Wearing new, white uniforms, 37 second- through fifth-graders performed basic hand techniques and kicks and broke wooden blocks with their hands before receiving their orange belts. As their instructor shouted commands, the students stood in straight rows and yelled, "Yes, sir," before starting each movement.
"They've learned basic martial arts and basic life skills," said Rob Austin, the students' instructor who also teaches Taekwondo for Vision Martial Arts in Apex and is a second-degree black belt. "I've made sure their techniques are up to par and made sure they display discipline and respect to people in and out of school."
The Taekwondo program was started in November after a Southwest Elementary teacher, Crystal Bright, spoke with friends Peggy and Derryl Dey about behavior problems she was seeing in the classroom. The Deys, both Taekwondo students at Vision Martial Arts, thought that bringing martial arts to the school could help, Derryl Dey said.
The school partnered with Vision Martial Arts and Team PRIDE, a national nonprofit organization that gives grants to children who might not otherwise have the opportunity to participate in martial arts programs, to provide an instructor and equipment for the first on-site Team PRIDE Taekwondo program, Peggy Dey said.
The purpose of the school's Taekwondo program is to teach students physical movement and life skills.
Teachers were asked to nominate students they thought would benefit most from the program.
"Martial arts trains a person physically and mentally.
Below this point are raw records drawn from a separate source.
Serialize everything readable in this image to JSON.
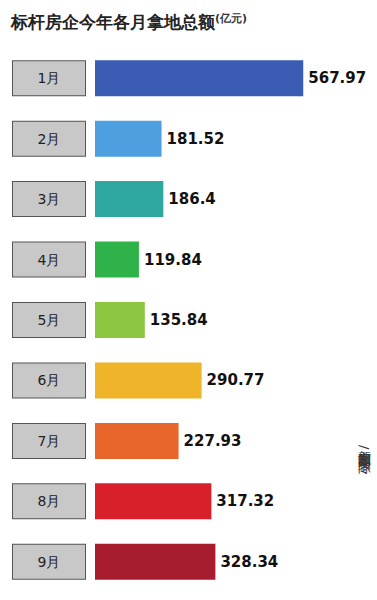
{
  "chart_data": {
    "type": "bar",
    "title": "标杆房企今年各月拿地总额",
    "subtitle": "(亿元)",
    "annotations": [
      "新京报制图/陈冬"
    ],
    "orientation": "horizontal",
    "categories": [
      "1月",
      "2月",
      "3月",
      "4月",
      "5月",
      "6月",
      "7月",
      "8月",
      "9月"
    ],
    "values": [
      567.97,
      181.52,
      186.4,
      119.84,
      135.84,
      290.77,
      227.93,
      317.32,
      328.34
    ],
    "colors": [
      "#3a5db3",
      "#4e9fe0",
      "#2ea7a0",
      "#2fb24a",
      "#8cc640",
      "#efb42a",
      "#e8662b",
      "#d8202a",
      "#a71d2f"
    ],
    "xlim": [
      0,
      600
    ],
    "data_labels": true,
    "tick_labels": "y",
    "grid": false
  }
}
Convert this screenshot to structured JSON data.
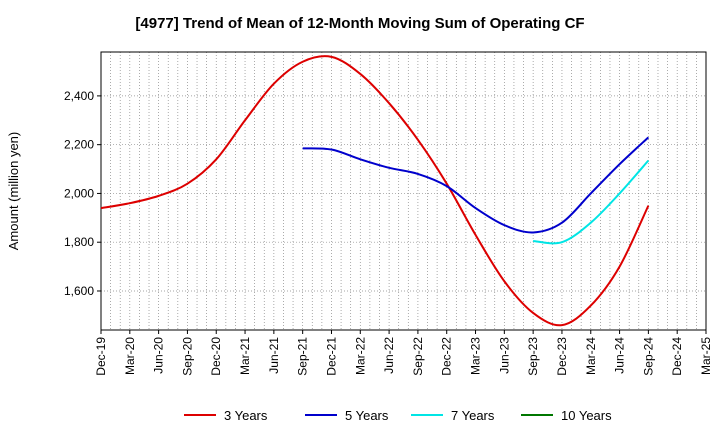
{
  "chart_data": {
    "type": "line",
    "title": "[4977]  Trend of Mean of 12-Month Moving Sum of Operating CF",
    "xlabel": "",
    "ylabel": "Amount (million yen)",
    "ylim": [
      1440,
      2580
    ],
    "yticks": [
      1600,
      1800,
      2000,
      2200,
      2400
    ],
    "ytick_labels": [
      "1,600",
      "1,800",
      "2,000",
      "2,200",
      "2,400"
    ],
    "x_start": "Dec-19",
    "x_months_total": 63,
    "xtick_labels": [
      "Dec-19",
      "Mar-20",
      "Jun-20",
      "Sep-20",
      "Dec-20",
      "Mar-21",
      "Jun-21",
      "Sep-21",
      "Dec-21",
      "Mar-22",
      "Jun-22",
      "Sep-22",
      "Dec-22",
      "Mar-23",
      "Jun-23",
      "Sep-23",
      "Dec-23",
      "Mar-24",
      "Jun-24",
      "Sep-24",
      "Dec-24",
      "Mar-25"
    ],
    "grid": true,
    "legend_position": "bottom",
    "series": [
      {
        "name": "3 Years",
        "color": "#dd0000",
        "x_month_index": [
          0,
          3,
          6,
          9,
          12,
          15,
          18,
          21,
          24,
          27,
          30,
          33,
          36,
          39,
          42,
          45,
          48,
          51,
          54,
          57
        ],
        "values": [
          1940,
          1960,
          1990,
          2040,
          2140,
          2300,
          2450,
          2540,
          2560,
          2490,
          2370,
          2220,
          2040,
          1830,
          1640,
          1510,
          1460,
          1540,
          1700,
          1950
        ]
      },
      {
        "name": "5 Years",
        "color": "#0000cc",
        "x_month_index": [
          21,
          24,
          27,
          30,
          33,
          36,
          39,
          42,
          45,
          48,
          51,
          54,
          57
        ],
        "values": [
          2185,
          2180,
          2140,
          2105,
          2080,
          2030,
          1940,
          1870,
          1840,
          1880,
          2000,
          2120,
          2230
        ]
      },
      {
        "name": "7 Years",
        "color": "#00e5e5",
        "x_month_index": [
          45,
          48,
          51,
          54,
          57
        ],
        "values": [
          1805,
          1800,
          1880,
          2000,
          2135
        ]
      },
      {
        "name": "10 Years",
        "color": "#007700",
        "x_month_index": [],
        "values": []
      }
    ]
  }
}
The life skills mirror traits taught in the school system like courtesy, respect and perseverance," said Master Michael wegmann, a sixth-degree black belt from Vision Martial Arts. "They work on physical skills to keep them active, and they practice discipline."
Southwest Elementary School Principal Ari Cohen said he's happy to have the program at the school.
"There is a real link between student achievement and physical fitness. Programs like this can only bring about results," Cohen said. "Our responsibility at the school is to expose students to a cultural capital they wouldn't have otherwise seen. It will broaden their experience."
Parents of students who participated in Friday's graduation ceremony agreed that the program is beneficial.
Tonya Perry said her son, Daniel Hunter, a Taekwondo participant and fourth-grader, has learned discipline and seems more focused and confident.
"We are very fortunate and privileged to have this program in the school," said Katherine Hirsh, mother of Cameron Hirsh, a Taekwondo participant and third-grader. "The benefit of having it at school is that parents don't have to take their kids there. It opens up martial arts to studenst who otherwise may not have been able to take lessons."
Derryl Dey said plans are to increase enrollment to between 60 and 100 and hold four graduation ceremonies a year. In addition, he hopes to land more grants and expand the program to other schools.